Still, the number of companies influenced by these incentives is small, perhaps because companies like to plan long-term, and incentives, perceived as short-term, are often not strong enough to change practices. In the end, the decision to use disabled workers to increase an IT workforce seems to require a proactive decision by the employer.
The portal solutions developer Liferay Hungary is an equal opportunity employer, and being the unit of an American firm, this has roots and is not just a slogan, says Zsolt Balogh (pictured), the company’s chief executive. Programming, customer services and client support are the areas that offer the most job opportunities for disabled people.
“As a software company, we have lots of monitor-based tasks and working remotely is also an easy option. The Budapest office is a support center providing client services for the whole globe. It does not matter where our staff sit; the important thing is that we can give them the support they need if they turn to us,” Balogh says. “One of our quality engineers is in a wheelchair and works for us remotely from his home in a small town in central Hungary. Our support team personally installed the workstation in his home when he started the job in 2012. He is still able to take part in meetings and even company events.”
As for government incentives, Balogh says, “everything must start somewhere”. After a while, Hungarian companies are sure to realize that there are more reasons to employ disabled people than just the tax breaks and grants. “They really help company culture grow,” he says, adding that the most motivated team players are among disabled colleagues. Today’s technology should give lots of options for both employees and employers so that such recruitment is no longer a “dreamland”, he says.

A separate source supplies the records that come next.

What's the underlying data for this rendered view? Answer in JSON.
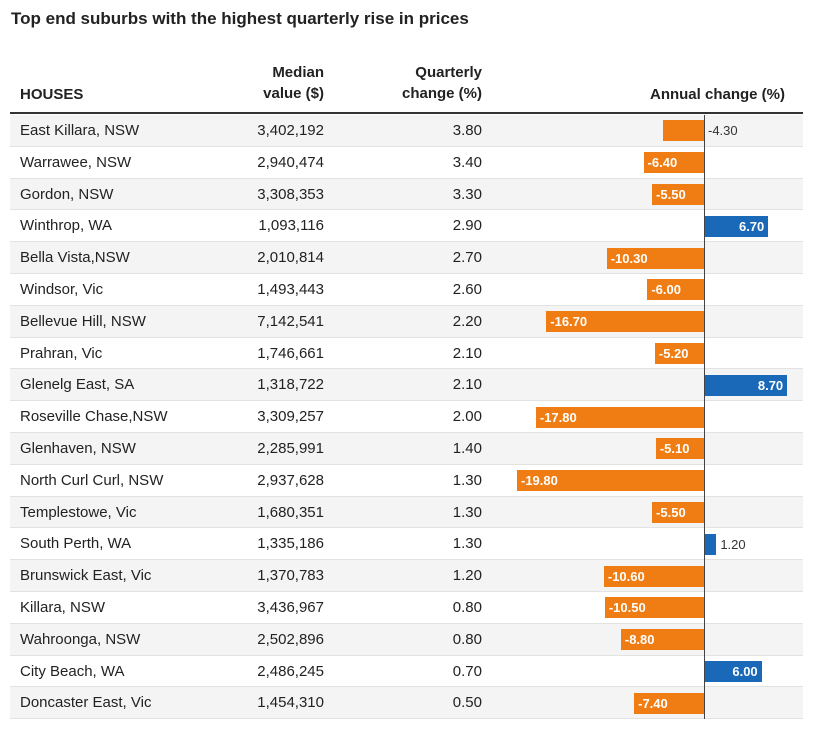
{
  "title": "Top end suburbs with the highest quarterly rise in prices",
  "headers": {
    "houses": "HOUSES",
    "median_line1": "Median",
    "median_line2": "value ($)",
    "quarterly_line1": "Quarterly",
    "quarterly_line2": "change (%)",
    "annual": "Annual change (%)"
  },
  "colors": {
    "negative": "#ef7d13",
    "positive": "#1a68b8"
  },
  "rows": [
    {
      "suburb": "East Killara, NSW",
      "median": "3,402,192",
      "quarterly": "3.80",
      "annual_label": "-4.30"
    },
    {
      "suburb": "Warrawee, NSW",
      "median": "2,940,474",
      "quarterly": "3.40",
      "annual_label": "-6.40"
    },
    {
      "suburb": "Gordon, NSW",
      "median": "3,308,353",
      "quarterly": "3.30",
      "annual_label": "-5.50"
    },
    {
      "suburb": "Winthrop, WA",
      "median": "1,093,116",
      "quarterly": "2.90",
      "annual_label": "6.70"
    },
    {
      "suburb": "Bella Vista,NSW",
      "median": "2,010,814",
      "quarterly": "2.70",
      "annual_label": "-10.30"
    },
    {
      "suburb": "Windsor, Vic",
      "median": "1,493,443",
      "quarterly": "2.60",
      "annual_label": "-6.00"
    },
    {
      "suburb": "Bellevue Hill, NSW",
      "median": "7,142,541",
      "quarterly": "2.20",
      "annual_label": "-16.70"
    },
    {
      "suburb": "Prahran, Vic",
      "median": "1,746,661",
      "quarterly": "2.10",
      "annual_label": "-5.20"
    },
    {
      "suburb": "Glenelg East, SA",
      "median": "1,318,722",
      "quarterly": "2.10",
      "annual_label": "8.70"
    },
    {
      "suburb": "Roseville Chase,NSW",
      "median": "3,309,257",
      "quarterly": "2.00",
      "annual_label": "-17.80"
    },
    {
      "suburb": "Glenhaven, NSW",
      "median": "2,285,991",
      "quarterly": "1.40",
      "annual_label": "-5.10"
    },
    {
      "suburb": "North Curl Curl, NSW",
      "median": "2,937,628",
      "quarterly": "1.30",
      "annual_label": "-19.80"
    },
    {
      "suburb": "Templestowe, Vic",
      "median": "1,680,351",
      "quarterly": "1.30",
      "annual_label": "-5.50"
    },
    {
      "suburb": "South Perth, WA",
      "median": "1,335,186",
      "quarterly": "1.30",
      "annual_label": "1.20"
    },
    {
      "suburb": "Brunswick East, Vic",
      "median": "1,370,783",
      "quarterly": "1.20",
      "annual_label": "-10.60"
    },
    {
      "suburb": "Killara, NSW",
      "median": "3,436,967",
      "quarterly": "0.80",
      "annual_label": "-10.50"
    },
    {
      "suburb": "Wahroonga, NSW",
      "median": "2,502,896",
      "quarterly": "0.80",
      "annual_label": "-8.80"
    },
    {
      "suburb": "City Beach, WA",
      "median": "2,486,245",
      "quarterly": "0.70",
      "annual_label": "6.00"
    },
    {
      "suburb": "Doncaster East, Vic",
      "median": "1,454,310",
      "quarterly": "0.50",
      "annual_label": "-7.40"
    }
  ],
  "chart_data": {
    "type": "bar",
    "orientation": "horizontal",
    "title": "Top end suburbs with the highest quarterly rise in prices",
    "categories": [
      "East Killara, NSW",
      "Warrawee, NSW",
      "Gordon, NSW",
      "Winthrop, WA",
      "Bella Vista,NSW",
      "Windsor, Vic",
      "Bellevue Hill, NSW",
      "Prahran, Vic",
      "Glenelg East, SA",
      "Roseville Chase,NSW",
      "Glenhaven, NSW",
      "North Curl Curl, NSW",
      "Templestowe, Vic",
      "South Perth, WA",
      "Brunswick East, Vic",
      "Killara, NSW",
      "Wahroonga, NSW",
      "City Beach, WA",
      "Doncaster East, Vic"
    ],
    "series": [
      {
        "name": "Annual change (%)",
        "values": [
          -4.3,
          -6.4,
          -5.5,
          6.7,
          -10.3,
          -6.0,
          -16.7,
          -5.2,
          8.7,
          -17.8,
          -5.1,
          -19.8,
          -5.5,
          1.2,
          -10.6,
          -10.5,
          -8.8,
          6.0,
          -7.4
        ]
      }
    ],
    "xlim": [
      -19.8,
      8.7
    ],
    "grid": false,
    "legend": "none"
  }
}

The Kézenfogva Foundation, an NGO specialized in support for disabled people including jobs services, hopes to see more of the good practices very soon. Work rehabilitation was not always a given, and the foundation started out years ago in coordinating placements in community work centers in a segregated setting, labor market service manager Miklós Fehér tells the BBJ. Since 2010 they have been working hard on integrating disabled job seekers into the open labor market. Government incentives do help, and there has been a lot more interest in employing people from this target group, he says. But matching high-skilled candidates to jobs in an integrated environment is still not easy, Fehér noted.

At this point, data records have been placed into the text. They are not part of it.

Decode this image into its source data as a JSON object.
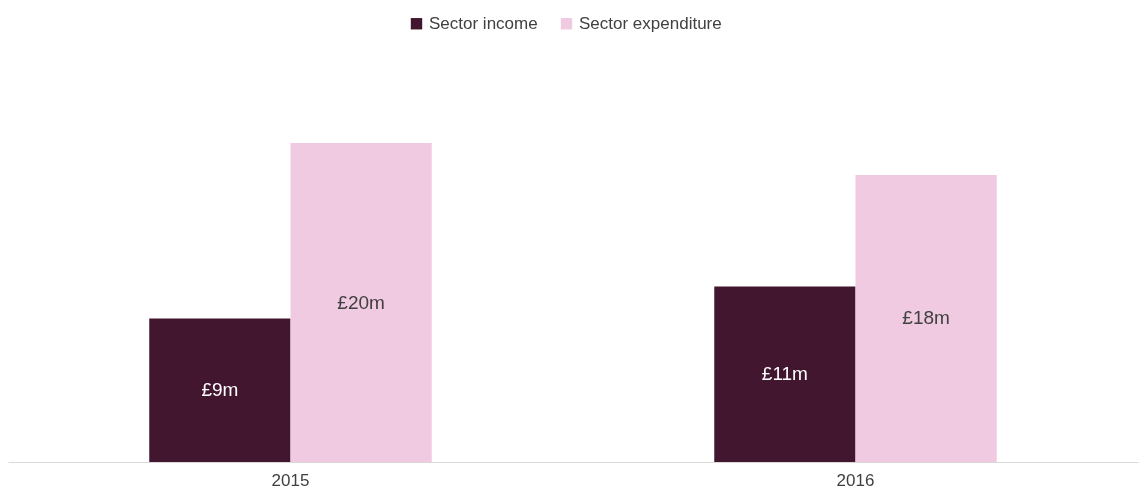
{
  "chart_data": {
    "type": "bar",
    "categories": [
      "2015",
      "2016"
    ],
    "series": [
      {
        "name": "Sector income",
        "color": "#43162f",
        "values": [
          9,
          11
        ],
        "value_labels": [
          "£9m",
          "£11m"
        ]
      },
      {
        "name": "Sector expenditure",
        "color": "#f0cae0",
        "values": [
          20,
          18
        ],
        "value_labels": [
          "£20m",
          "£18m"
        ]
      }
    ],
    "legend": "top",
    "grid": false
  }
}
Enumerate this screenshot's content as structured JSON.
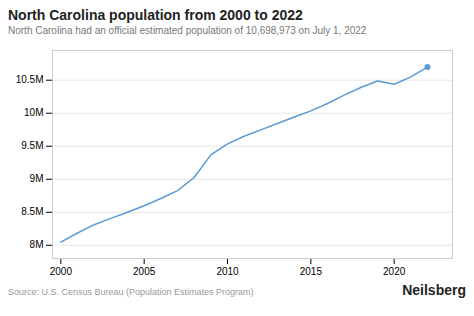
{
  "chart_data": {
    "type": "line",
    "title": "North Carolina population from 2000 to 2022",
    "subtitle": "North Carolina had an official estimated population of 10,698,973 on July 1, 2022",
    "source": "Source: U.S. Census Bureau (Population Estimates Program)",
    "brand": "Neilsberg",
    "x": [
      2000,
      2001,
      2002,
      2003,
      2004,
      2005,
      2006,
      2007,
      2008,
      2009,
      2010,
      2011,
      2012,
      2013,
      2014,
      2015,
      2016,
      2017,
      2018,
      2019,
      2020,
      2021,
      2022
    ],
    "values": [
      8049313,
      8186268,
      8312025,
      8407248,
      8501369,
      8598750,
      8708928,
      8827011,
      9027164,
      9369606,
      9535692,
      9651194,
      9748364,
      9843336,
      9943964,
      10035186,
      10146788,
      10273419,
      10390177,
      10488084,
      10439388,
      10551162,
      10698973
    ],
    "color": "#5b9bd5",
    "marker": "last",
    "xlim": [
      1999.5,
      2023.5
    ],
    "xticks": [
      2000,
      2005,
      2010,
      2015,
      2020
    ],
    "ylim": [
      7800000,
      10950000
    ],
    "yticks": [
      {
        "value": 8000000,
        "label": "8M"
      },
      {
        "value": 8500000,
        "label": "8.5M"
      },
      {
        "value": 9000000,
        "label": "9M"
      },
      {
        "value": 9500000,
        "label": "9.5M"
      },
      {
        "value": 10000000,
        "label": "10M"
      },
      {
        "value": 10500000,
        "label": "10.5M"
      }
    ],
    "grid": true
  }
}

IBM Hungary’s Anikó Kis agrees. She has been working in the diversity and inclusion field for 11 years, currently responsible for Central and Eastern Europe. A large firm will look to have the right person for the right job and will not hire people or create fake jobs just to minimize tax, she tells the BBJ.
An example of the extra attention needed is helping disabled candidates become more employable. IBM’s latest program, Ability 6, offers six workshop sessions through six months, helping potential candidates with disabilities develop their soft skills for the job market, Kis explains. “Halfway through the program I can say that we have had very positive feedback,” she adds.

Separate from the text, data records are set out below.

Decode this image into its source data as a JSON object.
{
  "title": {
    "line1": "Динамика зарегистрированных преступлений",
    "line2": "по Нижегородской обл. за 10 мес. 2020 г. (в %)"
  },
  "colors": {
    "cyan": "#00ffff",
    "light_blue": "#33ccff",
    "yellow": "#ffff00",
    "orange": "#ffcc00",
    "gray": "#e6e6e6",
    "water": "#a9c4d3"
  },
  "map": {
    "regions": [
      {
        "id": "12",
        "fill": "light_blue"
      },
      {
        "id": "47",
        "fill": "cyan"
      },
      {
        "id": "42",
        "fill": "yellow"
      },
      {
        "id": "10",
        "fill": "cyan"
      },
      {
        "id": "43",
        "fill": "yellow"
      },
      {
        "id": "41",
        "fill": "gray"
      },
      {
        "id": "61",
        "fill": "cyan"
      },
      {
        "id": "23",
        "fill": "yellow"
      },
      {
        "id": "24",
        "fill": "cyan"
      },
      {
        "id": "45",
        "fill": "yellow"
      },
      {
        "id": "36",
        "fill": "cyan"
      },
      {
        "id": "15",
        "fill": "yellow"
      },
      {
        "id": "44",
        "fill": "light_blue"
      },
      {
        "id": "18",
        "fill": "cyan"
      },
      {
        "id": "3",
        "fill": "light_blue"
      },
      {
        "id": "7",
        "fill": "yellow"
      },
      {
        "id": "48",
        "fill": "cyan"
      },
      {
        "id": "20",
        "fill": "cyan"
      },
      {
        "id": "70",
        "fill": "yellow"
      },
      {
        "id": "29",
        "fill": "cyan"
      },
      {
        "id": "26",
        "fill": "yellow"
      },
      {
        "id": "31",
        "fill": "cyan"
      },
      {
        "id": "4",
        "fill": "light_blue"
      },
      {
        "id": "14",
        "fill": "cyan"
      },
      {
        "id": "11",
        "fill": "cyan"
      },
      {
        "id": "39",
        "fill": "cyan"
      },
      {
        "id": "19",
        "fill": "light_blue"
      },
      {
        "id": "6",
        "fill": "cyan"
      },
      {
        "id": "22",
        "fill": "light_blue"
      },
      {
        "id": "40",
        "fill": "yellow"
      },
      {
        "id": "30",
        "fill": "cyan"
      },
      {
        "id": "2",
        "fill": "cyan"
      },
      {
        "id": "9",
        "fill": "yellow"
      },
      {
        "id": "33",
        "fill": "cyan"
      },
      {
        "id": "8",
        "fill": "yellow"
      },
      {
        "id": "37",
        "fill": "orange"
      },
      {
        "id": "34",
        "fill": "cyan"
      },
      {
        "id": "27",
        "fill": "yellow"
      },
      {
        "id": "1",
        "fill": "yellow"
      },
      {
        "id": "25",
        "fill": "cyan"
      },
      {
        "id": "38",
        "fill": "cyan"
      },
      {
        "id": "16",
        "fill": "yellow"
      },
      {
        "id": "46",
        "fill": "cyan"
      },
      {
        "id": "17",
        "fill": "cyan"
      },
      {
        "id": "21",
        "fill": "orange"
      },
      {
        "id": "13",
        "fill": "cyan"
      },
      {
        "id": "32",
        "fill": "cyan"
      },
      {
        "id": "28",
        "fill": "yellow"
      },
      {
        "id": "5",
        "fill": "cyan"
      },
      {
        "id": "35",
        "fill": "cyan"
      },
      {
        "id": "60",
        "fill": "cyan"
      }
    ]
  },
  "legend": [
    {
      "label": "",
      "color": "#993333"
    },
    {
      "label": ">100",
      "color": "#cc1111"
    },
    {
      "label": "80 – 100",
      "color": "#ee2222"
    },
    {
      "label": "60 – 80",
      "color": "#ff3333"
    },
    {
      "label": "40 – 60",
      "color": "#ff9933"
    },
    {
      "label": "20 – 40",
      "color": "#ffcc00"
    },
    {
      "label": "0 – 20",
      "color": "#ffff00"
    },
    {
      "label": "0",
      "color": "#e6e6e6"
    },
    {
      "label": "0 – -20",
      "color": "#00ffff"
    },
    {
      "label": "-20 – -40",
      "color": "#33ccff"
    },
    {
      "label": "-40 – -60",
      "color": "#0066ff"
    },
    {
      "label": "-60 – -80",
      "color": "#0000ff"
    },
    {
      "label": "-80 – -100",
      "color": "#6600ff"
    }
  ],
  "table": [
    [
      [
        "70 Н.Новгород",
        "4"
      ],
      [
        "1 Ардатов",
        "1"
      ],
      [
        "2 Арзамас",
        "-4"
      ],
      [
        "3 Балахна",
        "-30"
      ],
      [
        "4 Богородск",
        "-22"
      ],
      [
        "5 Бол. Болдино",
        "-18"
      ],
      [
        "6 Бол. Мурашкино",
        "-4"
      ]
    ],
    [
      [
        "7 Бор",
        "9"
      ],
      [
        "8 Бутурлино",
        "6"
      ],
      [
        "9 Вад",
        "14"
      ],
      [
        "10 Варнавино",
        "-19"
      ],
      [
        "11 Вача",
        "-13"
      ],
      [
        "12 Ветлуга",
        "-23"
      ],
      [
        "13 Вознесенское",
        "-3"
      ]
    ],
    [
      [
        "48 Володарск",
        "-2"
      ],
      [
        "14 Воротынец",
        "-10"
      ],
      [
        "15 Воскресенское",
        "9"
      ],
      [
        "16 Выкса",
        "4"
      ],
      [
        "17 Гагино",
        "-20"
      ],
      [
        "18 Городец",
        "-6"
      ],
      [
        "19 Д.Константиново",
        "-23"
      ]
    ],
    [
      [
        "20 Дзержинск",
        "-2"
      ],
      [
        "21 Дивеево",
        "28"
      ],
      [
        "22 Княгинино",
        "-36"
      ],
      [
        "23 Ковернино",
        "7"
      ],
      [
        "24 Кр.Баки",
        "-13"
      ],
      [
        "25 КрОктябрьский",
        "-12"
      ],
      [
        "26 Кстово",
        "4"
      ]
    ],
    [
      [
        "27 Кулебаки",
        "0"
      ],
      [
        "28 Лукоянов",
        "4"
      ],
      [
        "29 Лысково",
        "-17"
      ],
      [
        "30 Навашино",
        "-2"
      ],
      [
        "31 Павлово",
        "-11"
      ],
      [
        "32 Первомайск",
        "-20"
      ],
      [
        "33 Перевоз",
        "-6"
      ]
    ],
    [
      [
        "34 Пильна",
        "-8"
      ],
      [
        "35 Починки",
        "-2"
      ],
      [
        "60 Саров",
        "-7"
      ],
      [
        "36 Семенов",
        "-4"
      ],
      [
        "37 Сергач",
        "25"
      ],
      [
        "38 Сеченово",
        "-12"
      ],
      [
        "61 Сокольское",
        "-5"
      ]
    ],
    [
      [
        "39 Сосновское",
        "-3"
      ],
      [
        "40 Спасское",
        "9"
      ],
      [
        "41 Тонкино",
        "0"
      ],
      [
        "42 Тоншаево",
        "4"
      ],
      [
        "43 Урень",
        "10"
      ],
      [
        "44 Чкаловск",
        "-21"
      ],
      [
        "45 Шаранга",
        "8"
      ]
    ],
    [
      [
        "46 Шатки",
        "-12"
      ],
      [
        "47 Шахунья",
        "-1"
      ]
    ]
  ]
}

Service centers are more successful in hiring, while higher-skilled jobs are more difficult to fill. The requirements of specialized IT technical knowledge on top of advanced language skills makes these positions very selective, she says. The 5% quota is applied equally to all companies, whether they are a production firm with lots of manual labor openings or whether they require highly specialized staff. It would be great if Hungary followed the example of other countries and allowed to increase employment of the disabled against the quota by contracting suppliers who are certified employers of people with disabilities, she says. At IBM Slovakia, for example, some of its suppliers work more with disabled people. But filling the quota with specialists is an entirely different matter.
Hiring a disabled person is a complex process. Special support is needed every step of the way and this this requires focus and resources, more so than is covered by the government incentives, she explains. Nevertheless IBM, too, has been working to increase its number of disability hires, building more on partnerships with the civil sector and universities than on state subsidies, she said.